Les scientifiques ont identifié 85 lacs inconnus auparavant cachés en dessous AntarctiqueLa glace en utilisant une décennie de données satellites.
Les nouveaux lacs sont « actifs », ce qui signifie qu’ils drainent et se remplissent périodiquement, changeant de taille et de forme au cours des mois et des années, ont déclaré les chercheurs. Cette activité sous-glaciaire affecte la stabilité des glaciers et leur mouvement de broyage sur le fondement de l’Antarctique, qui à son tour pourrait avoir un impact sur le niveau de la mer mondiale, a noté l’équipe.
Avant cette dernière découverte, 146 lacs sous-glaciaires actifs étaient déjà connus en Antarctique. La nouvelle étude porte le nombre total de lacs actifs à 231 et ajoute à la compréhension des scientifiques du moment et de la façon dont les lacs sous-glaciaires s’écoulent et se remplissent, auteur principal de l’étude Sally Wilson dit dans le communiqué.

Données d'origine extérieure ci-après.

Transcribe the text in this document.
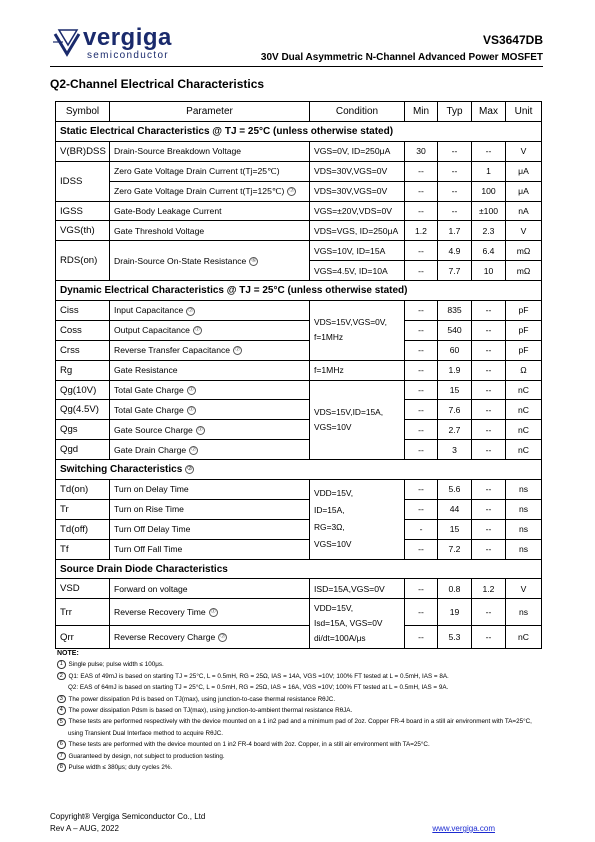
vergiga
semiconductor
VS3647DB
30V Dual Asymmetric N-Channel Advanced Power MOSFET
Q2-Channel Electrical Characteristics
Symbol	Parameter	Condition	Min	Typ	Max	Unit
Static Electrical Characteristics @ TJ = 25°C (unless otherwise stated)						
V(BR)DSS	Drain-Source Breakdown Voltage	VGS=0V, ID=250μA	30	--	--	V
IDSS	Zero Gate Voltage Drain Current t(Tj=25℃)	VDS=30V,VGS=0V	--	--	1	μA
	Zero Gate Voltage Drain Current t(Tj=125℃) ⑦	VDS=30V,VGS=0V	--	--	100	μA
IGSS	Gate-Body Leakage Current	VGS=±20V,VDS=0V	--	--	±100	nA
VGS(th)	Gate Threshold Voltage	VDS=VGS, ID=250μA	1.2	1.7	2.3	V
RDS(on)	Drain-Source On-State Resistance ⑥	VGS=10V, ID=15A	--	4.9	6.4	mΩ
		VGS=4.5V, ID=10A	--	7.7	10	mΩ
Dynamic Electrical Characteristics @ TJ = 25°C (unless otherwise stated)						
Ciss	Input Capacitance ⑦	VDS=15V,VGS=0V, f=1MHz	--	835	--	pF
Coss	Output Capacitance ⑦		--	540	--	pF
Crss	Reverse Transfer Capacitance ⑦		--	60	--	pF
Rg	Gate Resistance	f=1MHz	--	1.9	--	Ω
Qg(10V)	Total Gate Charge ⑦	VDS=15V,ID=15A, VGS=10V	--	15	--	nC
Qg(4.5V)	Total Gate Charge ⑦		--	7.6	--	nC
Qgs	Gate Source Charge ⑦		--	2.7	--	nC
Qgd	Gate Drain Charge ⑦		--	3	--	nC
Switching Characteristics ⑦						
Td(on)	Turn on Delay Time	VDD=15V,
ID=15A,
RG=3Ω,
VGS=10V	--	5.6	--	ns
Tr	Turn on Rise Time		--	44	--	ns
Td(off)	Turn Off Delay Time		-	15	--	ns
Tf	Turn Off Fall Time		--	7.2	--	ns
Source Drain Diode Characteristics						
VSD	Forward on voltage	ISD=15A,VGS=0V	--	0.8	1.2	V
Trr	Reverse Recovery Time ⑦	VDD=15V,
Isd=15A, VGS=0V
di/dt=100A/μs	--	19	--	ns
Qrr	Reverse Recovery Charge ⑦		--	5.3	--	nC
NOTE:
1 Single pulse; pulse width ≤ 100μs.
2 Q1: EAS of 49mJ is based on starting TJ = 25°C, L = 0.5mH, RG = 25Ω, IAS = 14A, VGS =10V; 100% FT tested at L = 0.5mH, IAS = 8A.
Q2: EAS of 64mJ is based on starting TJ = 25°C, L = 0.5mH, RG = 25Ω, IAS = 16A, VGS =10V; 100% FT tested at L = 0.5mH, IAS = 9A.
3 The power dissipation Pd is based on TJ(max), using junction-to-case thermal resistance RθJC.
4 The power dissipation Pdsm is based on TJ(max), using junction-to-ambient thermal resistance RθJA.
5 These tests are performed respectively with the device mounted on a 1 in2 pad and a minimum pad of 2oz. Copper FR-4 board in a still air environment with TA=25°C,
using Transient Dual Interface method to acquire RθJC.
6 These tests are performed with the device mounted on 1 in2 FR-4 board with 2oz. Copper, in a still air environment with TA=25°C.
7 Guaranteed by design, not subject to production testing.
8 Pulse width ≤ 380μs; duty cycles 2%.
Copyright® Vergiga Semiconductor Co., Ltd
Rev A – AUG, 2022	www.vergiga.com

« Il est incroyablement difficile d’observer des événements de remplissage et de drainage des lacs sous-glaciaires », a déclaré Wilson, qui est doctorant à l’Institut pour le climat et les sciences atmosphériques de l’Université de Leeds. « Seuls 36 cycles complets, depuis le début de la garniture sous-glaciaire jusqu’à la fin de la drainage, avaient été observées dans le monde entier avant notre étude. Nous avons observé 12 événements de remplissage plus complets, portant le total à 48. »
Les lacs sous-glaciaires sont des piscines d’eau de fonte qui se forment lorsque la chaleur géothermique de l’intérieur de la Terre monte à la base d’une calotte glaciaire, ou lorsque suffisamment de chaleur par friction est générée par la broyage de glace sur le substratum rocheux. Les lacs sous-glaciaires peuvent parfois s’écouler périodiquement, créant un flux d’eau qui lubrifie le fond de la calotte glaciaire et l’aide à glisser sur le substratum rocheux, accélérant le mouvement de la glace vers l’océan.
Pour l’étude, les chercheurs ont analysé les données capturées entre 2010 et 2020 à partir du satellite Cryosat-2 de l’ESA, qui mesure les variations de l’épaisseur de la glace de mer, des glaciers et des calottes glaciaires dans le monde. Cryosat-2 transporte un instrument appelé altimètre radar qui peut détecter de petits changements dans la hauteur des caractéristiques de glace, y compris les changements résultant des lacs drainant et remplissage à la base de la glace.
Les données ont révélé des dizaines d’emplacements où la calotte glaciaire de l’Antarctique coule et augmente légèrement à la suite de la vidange et du remplissage des lacs sous-glaciaires sous la surface. Les observations ont également montré 25 grappes de lacs et cinq réseaux de lacs sous-glaciaires jamais vus avec des cycles de drain et de remplissage interconnectés, ont écrit les chercheurs dans l’étude, qui a été publiée le 19 septembre dans la revue Communications de la nature.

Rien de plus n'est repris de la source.